Pärna Katri, Nolte Ilja M, Snieder Harold, Fischer Krista, Marnetto Davide, Pagani Luca
Institute of Genomics, University of Tartu, Tartu, Estonia.
Department of Epidemiology, University of Groningen, Groningen, Netherlands.
Front Genet. 2022 Jul 18;13:899523. doi: 10.3389/fgene.2022.899523. eCollection 2022.
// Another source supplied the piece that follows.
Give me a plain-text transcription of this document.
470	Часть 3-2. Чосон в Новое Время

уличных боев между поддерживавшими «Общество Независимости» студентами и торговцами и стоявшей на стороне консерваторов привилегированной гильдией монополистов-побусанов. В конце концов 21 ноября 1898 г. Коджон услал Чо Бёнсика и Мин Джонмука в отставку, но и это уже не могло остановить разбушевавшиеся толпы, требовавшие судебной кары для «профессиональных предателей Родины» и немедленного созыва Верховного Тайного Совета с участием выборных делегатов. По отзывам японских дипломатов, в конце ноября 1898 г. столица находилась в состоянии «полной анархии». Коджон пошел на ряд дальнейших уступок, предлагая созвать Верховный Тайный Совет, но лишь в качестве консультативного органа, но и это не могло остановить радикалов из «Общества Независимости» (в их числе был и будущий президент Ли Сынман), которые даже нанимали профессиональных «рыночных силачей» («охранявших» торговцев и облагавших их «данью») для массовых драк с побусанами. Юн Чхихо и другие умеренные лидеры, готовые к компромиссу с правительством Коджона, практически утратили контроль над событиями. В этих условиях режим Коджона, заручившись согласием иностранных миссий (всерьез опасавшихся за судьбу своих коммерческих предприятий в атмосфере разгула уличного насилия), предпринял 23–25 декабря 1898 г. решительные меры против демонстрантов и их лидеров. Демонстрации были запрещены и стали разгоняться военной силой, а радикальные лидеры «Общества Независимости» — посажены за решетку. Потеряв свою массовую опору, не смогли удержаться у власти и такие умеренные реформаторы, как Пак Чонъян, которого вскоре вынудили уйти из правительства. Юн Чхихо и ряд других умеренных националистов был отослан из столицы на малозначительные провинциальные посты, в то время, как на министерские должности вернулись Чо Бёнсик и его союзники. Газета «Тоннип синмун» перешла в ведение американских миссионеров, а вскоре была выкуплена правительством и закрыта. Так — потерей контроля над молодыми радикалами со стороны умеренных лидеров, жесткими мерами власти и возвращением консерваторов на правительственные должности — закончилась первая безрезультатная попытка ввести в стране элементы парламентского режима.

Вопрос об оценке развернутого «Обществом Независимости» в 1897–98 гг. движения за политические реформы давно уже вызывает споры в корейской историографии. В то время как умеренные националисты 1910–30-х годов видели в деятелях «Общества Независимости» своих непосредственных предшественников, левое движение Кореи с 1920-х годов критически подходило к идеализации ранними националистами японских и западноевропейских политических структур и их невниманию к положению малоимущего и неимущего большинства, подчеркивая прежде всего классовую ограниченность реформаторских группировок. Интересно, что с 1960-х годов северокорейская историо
One important confounder in genome-wide association studies (GWASs) is population genetic structure, which may generate spurious associations if not properly accounted for. This may ultimately result in a biased polygenic risk score (PRS) prediction, especially when applied to another population. To explore this matter, we focused on principal component analysis (PCA) and asked whether a population genetics informed strategy focused on PCs derived from an external reference population helps in mitigating this PRS transferability issue. Throughout the study, we used two complex model traits, height and body mass index, and samples from UK and Estonian Biobanks. We aimed to investigate 1) whether using a reference population (1000G) for computation of the PCs adjusted for in the discovery cohort improves the resulting PRS performance in a target set from another population and 2) whether adjusting the validation model for PCs is required at all. Our results showed that any other set of PCs performed worse than the one computed on samples from the same population as the discovery dataset. Furthermore, we show that PC correction in GWAS cannot prevent residual population structure information in the PRS, also for non-structured traits. Therefore, we confirm the utility of PC correction in the validation model when the investigated trait shows an actual correlation with population genetic structure, to account for the residual confounding effect when evaluating the predictive value of PRS.
全基因组关联研究(GWAS)中的一个重要混杂因素是群体遗传结构,如果不加以适当考虑,可能会产生虚假关联。这最终可能导致多基因风险评分(PRS)预测出现偏差,尤其是当应用于另一群体时。为了探讨这个问题,我们重点研究了主成分分析(PCA),并询问基于来自外部参考群体的主成分的群体遗传学策略是否有助于缓解PRS可转移性问题。在整个研究中,我们使用了身高和体重指数这两个复杂的模型性状,以及来自英国生物银行和爱沙尼亚生物银行的样本。我们旨在研究:1)在发现队列中使用参考群体(1000基因组计划)计算调整后的主成分是否能提高在来自另一群体的目标集中所得的PRS性能;2)是否根本需要针对主成分调整验证模型。我们的结果表明,任何其他主成分集的表现都比在与发现数据集相同群体的样本上计算的主成分集更差。此外,我们表明,GWAS中的主成分校正无法防止PRS中残留的群体结构信息,对于非结构化性状也是如此。因此,我们证实,当所研究的性状与群体遗传结构存在实际关联时,在验证模型中进行主成分校正有助于在评估PRS预测价值时考虑残留的混杂效应。